Я не знала, смеяться мне или плакать, когда услышала, что российский министр иностранных дел Сергей Лавров нашел способ урегулирования сирийского кризиса. Выступая во вторник в Дамаске, Лавров объявил, что все прекрасно: президент Башар аль-Асад «полностью привержен задаче прекращения насилия, откуда бы оно ни исходило». Российский министр иностранных дел поддержал это заявление призывом к «скорейшей стабилизации ситуации в Сирии на базе ускоренной реализации давно назревших в стране демократических реформ».
На самом деле, время для реализации демократических реформ в Сирии давно уже ушло. Армия Асада не демонстрирует никаких признаков «прекращения насилия, откуда бы оно ни исходило». На самом деле, зверства во время пребывания Лаврова в Дамаске только усилились. Но даже если бы Сирия была арабской Швейцарией, полностью готовой к проведению референдума по конституции, что предлагает Лавров, комментарии российского министра иностранных дел было бы очень трудно выслушивать с каменным лицом. В данный момент трудно сказать, как именно Россия выбирает своих политических руководителей, однако этот процесс не предусматривает народное голосование, по крайней мере, далеко не в полной мере. «Ускоренная реализация демократических реформ» - это, конечно, вопрос давно назревший – не только в Дамаске и Алеппо, но и в Москве с Санкт-Петербургом.

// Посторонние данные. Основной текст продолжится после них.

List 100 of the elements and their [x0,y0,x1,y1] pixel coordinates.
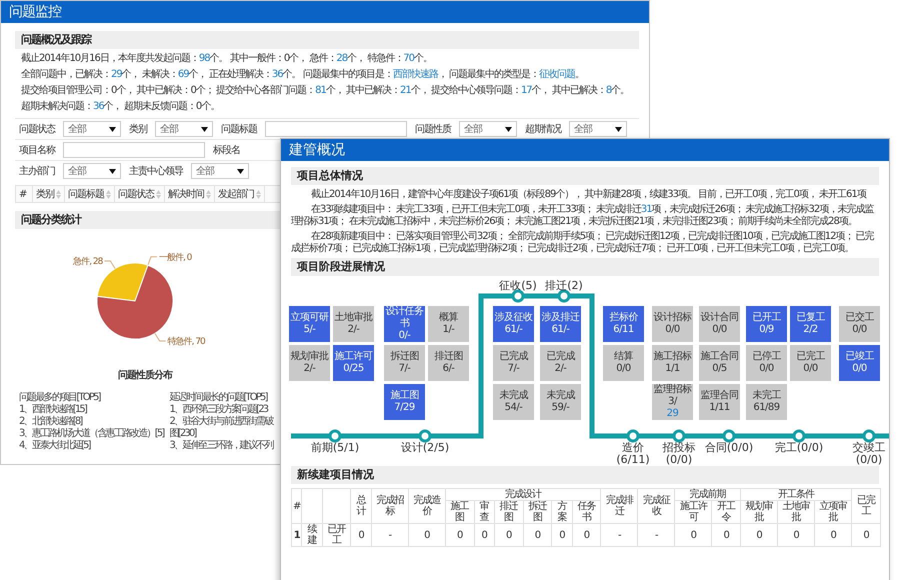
filter-select[interactable]: 全部 [155,121,213,137]
filter-select[interactable]: 全部 [459,121,517,137]
stage-tile[interactable]: 已完工 0/0 [790,345,831,381]
stage-tile[interactable]: 施工图 7/29 [384,384,425,420]
section-heading: 新续建项目情况 [291,466,879,484]
sort-icon [56,190,61,198]
stage-tile[interactable]: 涉及征收 61/- [493,306,534,342]
column-header: 完成征收 [638,488,675,524]
station-node[interactable] [792,430,806,442]
value-label: , 0 [182,252,192,263]
column-header: 施工许可 [674,500,712,524]
stage-tile[interactable]: 排迁图 6/- [428,345,469,381]
list-item[interactable]: 3、延伸至三环路，建议不列 [170,440,272,452]
stage-tile[interactable]: 设计招标 0/0 [652,306,693,342]
filter-select[interactable]: 全部 [63,121,121,137]
filter-select[interactable]: 全部 [191,163,249,179]
sort-icon [106,190,111,198]
list-item[interactable]: 1、西环第三段方案问题[23 [170,404,272,416]
list-item[interactable]: 2、驻谷大街与前进西街需破 [170,416,272,428]
column-header: # [292,488,302,524]
list-title: 问题最多的项目[TOP5] [19,392,102,404]
stage-tile[interactable]: 已开工 0/9 [746,306,787,342]
station-node[interactable] [626,430,640,442]
slice-label: 特急件 [168,337,192,348]
summary-paragraph: 截止2014年10月16日，建管中心年度建设子项61项（标段89个）， 其中新建28项，续建33项。 目前，已开工0项，完工0项， 未开工61项 [310,189,868,201]
table-cell: 0 [474,524,494,546]
column-header: 审查 [474,500,494,524]
summary-line: 超期未解决问题：36个， 超期未反馈问题：0个。 [21,101,220,112]
stage-tile[interactable]: 设计合同 0/0 [699,306,740,342]
station-node[interactable] [672,430,686,442]
input-field[interactable] [63,142,205,158]
stage-tile[interactable]: 施工合同 0/5 [699,345,740,381]
stage-tile[interactable]: 已完成 7/- [493,345,534,381]
stage-tile[interactable]: 未完成 59/- [540,384,581,420]
value-label: , 70 [192,337,205,348]
column-header[interactable]: # [16,186,33,202]
stage-tile[interactable]: 施工许可 0/25 [333,345,374,381]
stage-tile[interactable]: 未完成 54/- [493,384,534,420]
stage-tile[interactable]: 涉及排迁 61/- [540,306,581,342]
column-header: 任务书 [572,500,601,524]
stage-tile[interactable]: 拦标价 6/11 [603,306,644,342]
station-label: 征收(5) [499,280,537,292]
stage-tile[interactable]: 已竣工 0/0 [839,345,880,381]
stage-tile[interactable]: 监理招标 3/ 29 [652,384,693,420]
slice-label: 急件 [73,256,90,267]
table-cell: 0 [350,524,372,546]
list-item[interactable]: 3、惠工路机场大道（含惠工路改造）[5] [19,428,164,440]
stage-tile[interactable]: 已复工 2/2 [790,306,831,342]
stage-tile[interactable]: 施工招标 1/1 [652,345,693,381]
table-cell: 0 [552,524,572,546]
table-cell: 0 [740,524,778,546]
list-item[interactable]: 图[230] [170,428,272,440]
column-header: 立项审批 [814,500,852,524]
station-label: 交竣工 (0/0) [852,442,886,466]
filter-label: 问题状态 [18,122,56,136]
section-heading: 项目总体情况 [291,167,879,185]
stage-tile[interactable]: 规划审批 2/- [289,345,330,381]
station-node[interactable] [722,430,736,442]
table-cell: 0 [674,524,712,546]
station-node[interactable] [512,290,524,302]
station-node[interactable] [418,430,432,442]
window-title: 建管概况 [281,139,889,161]
column-header[interactable]: 问题标题 [65,186,115,202]
filter-select[interactable]: 全部 [63,163,121,179]
stage-tile[interactable]: 结算 0/0 [603,345,644,381]
filter-label: 问题标题 [220,122,258,136]
station-label: 招投标 (0/0) [662,442,696,466]
filter-select[interactable]: 全部 [569,121,627,137]
table-cell: - [638,524,675,546]
stage-tile[interactable]: 立项可研 5/- [289,306,330,342]
list-item[interactable]: 2、北部快速路[8] [19,416,164,428]
station-label: 前期(5/1) [310,442,360,454]
stage-tile[interactable]: 土地审批 2/- [333,306,374,342]
summary-line: 截止2014年10月16日，本年度共发起问题：98个。 其中一般件：0个， 急件：28个， 特急件：70个。 [21,53,434,64]
stage-tile[interactable]: 已完成 2/- [540,345,581,381]
station-label: 合同(0/0) [704,442,754,454]
list-item[interactable]: 1、西部快速路[15] [19,404,164,416]
column-header: 开工令 [712,500,741,524]
table-cell: 0 [712,524,741,546]
stage-tile[interactable]: 未完工 61/89 [746,384,787,420]
stage-tile[interactable]: 监理合同 1/11 [699,384,740,420]
station-node[interactable] [328,430,342,442]
stage-tile[interactable]: 概算 1/- [428,306,469,342]
list-item[interactable]: 4、亚泰大街北延[5] [19,440,164,452]
caret-icon [109,168,116,174]
column-header[interactable]: 类别 [33,186,65,202]
stage-tile[interactable]: 已停工 0/0 [746,345,787,381]
station-node[interactable] [862,430,876,442]
column-header[interactable]: 问题状态 [115,186,165,202]
section-heading: 问题概况及跟踪 [15,31,639,49]
leader-line [154,332,166,342]
stage-tile[interactable]: 已交工 0/0 [839,306,880,342]
station-node[interactable] [558,290,570,302]
stage-tile[interactable]: 设计任务书 0/- [384,306,425,342]
stage-tile[interactable]: 拆迁图 7/- [384,345,425,381]
table-cell: 0 [778,524,815,546]
filter-label: 主办部门 [18,164,56,178]
column-header[interactable]: 发起部门 [215,186,265,202]
input-field[interactable] [265,121,407,137]
column-header[interactable]: 解决时间 [165,186,215,202]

Читайте также: Россия знает Сирию лучше, чем Запад
Тем не менее, примечательно то, что даже русские сегодня испытывают потребность использовать такую лексику. Смею предположить, что Лаврову совершенно наплевать на демократию в Сирии. Он отправился туда, потому что Дамаск покупает у России большое количество оружия, потому что Россию напугало падение режима Муаммара Каддафи, и потому что беспорядки в Сирии плохо отразятся на других российских интересах в регионе. Были времена, когда советский посланник, посещавший оказавшегося в блокаде главу государства-вассала, в аналогичной ситуации использовал такие слова как «братская солидарность» вместо «демократии», и для убедительности брал с собой очень заметных военных советников.
Сегодня другие времена, и такие вещи неприемлемы. Для международного престижа не очень полезно, когда тебя считают лидером отвратительной диктатуры. Постепенно тебе становится все труднее перемещать деньги по миру и учить своих детей в швейцарских школах-пансионах.
Если говорить по существу, то даже авторитарные режимы озабочены тем, как их теплые взаимоотношения с другими диктаторами выглядят дома. Лавров представляет режим, который в данный момент не находится в опасности, но он определенно страшится народного недовольства, антикоррупционных заявлений и, конечно же, политических демонстраций, которые породили оранжевую революцию на Украине и арабскую весну в Северной Африке. Таким образом, Россия ощущает необходимость поддержания некоего подобия легитимности.
Еще по теме: В Сирии Лавров пытается добиться мира
Во время последних президентских выборов в России Дмитрий Медведев не ездил по стране и не встречался со своими сторонниками. За него трудились российские средства массовой информации, и Медведев получал почти все эфирное время и внимание СМИ, а его оппоненты не получали ничего, либо получали очень мало. Тем не менее, людей призывали голосовать, присутствовали все внешние атрибуты демократии, хотя сомнений в том, кто победит, не было никаких.
То же самое можно сказать и о российской дипломатии. Лавров и его начальники явно не хотят, чтобы россияне подумали, будто они поддерживают режим, стреляющий в демонстрантов (хотя россияне именно так и думают), особенно в момент, когда улицы Москвы заполняют манифестанты с транспарантами, призывающими к «честным выборам». Из-за этого они выглядят как-то недемократично. Поэтому российскому МИДу пришлось сделать вид, будто он борется за сирийскую демократию, хотя сирийская армия в это самое время ведет полномасштабную войну против собственного народа.
Еще по теме: Вето России - "трагедия для сирийского народа"
У меня двоякое мнение насчет «видимости продвижения демократии», ставшей естественным отростком видимости демократии в России. С одной стороны, это дискредитация лексики. Если слова «мы поддерживаем сирийскую демократию» на самом деле означают «мы поддерживаем сирийскую диктатуру», то мы находимся в мире Оруэлла, где ничто уже ничего никоим образом не означает.
С другой стороны, люди не дураки. Сирийцы и русские знают разницу между словами «демократия», «конституция» и «референдум» с одной стороны, и неприкрытым насилием с другой. Чем чаще русские используют эти слова, тем очевиднее становится и сирийцам, и русским, что в данном контексте они бессмысленны. Может, кто-то из них решит со временем, что им нужно нечто настоящее, а не подделка.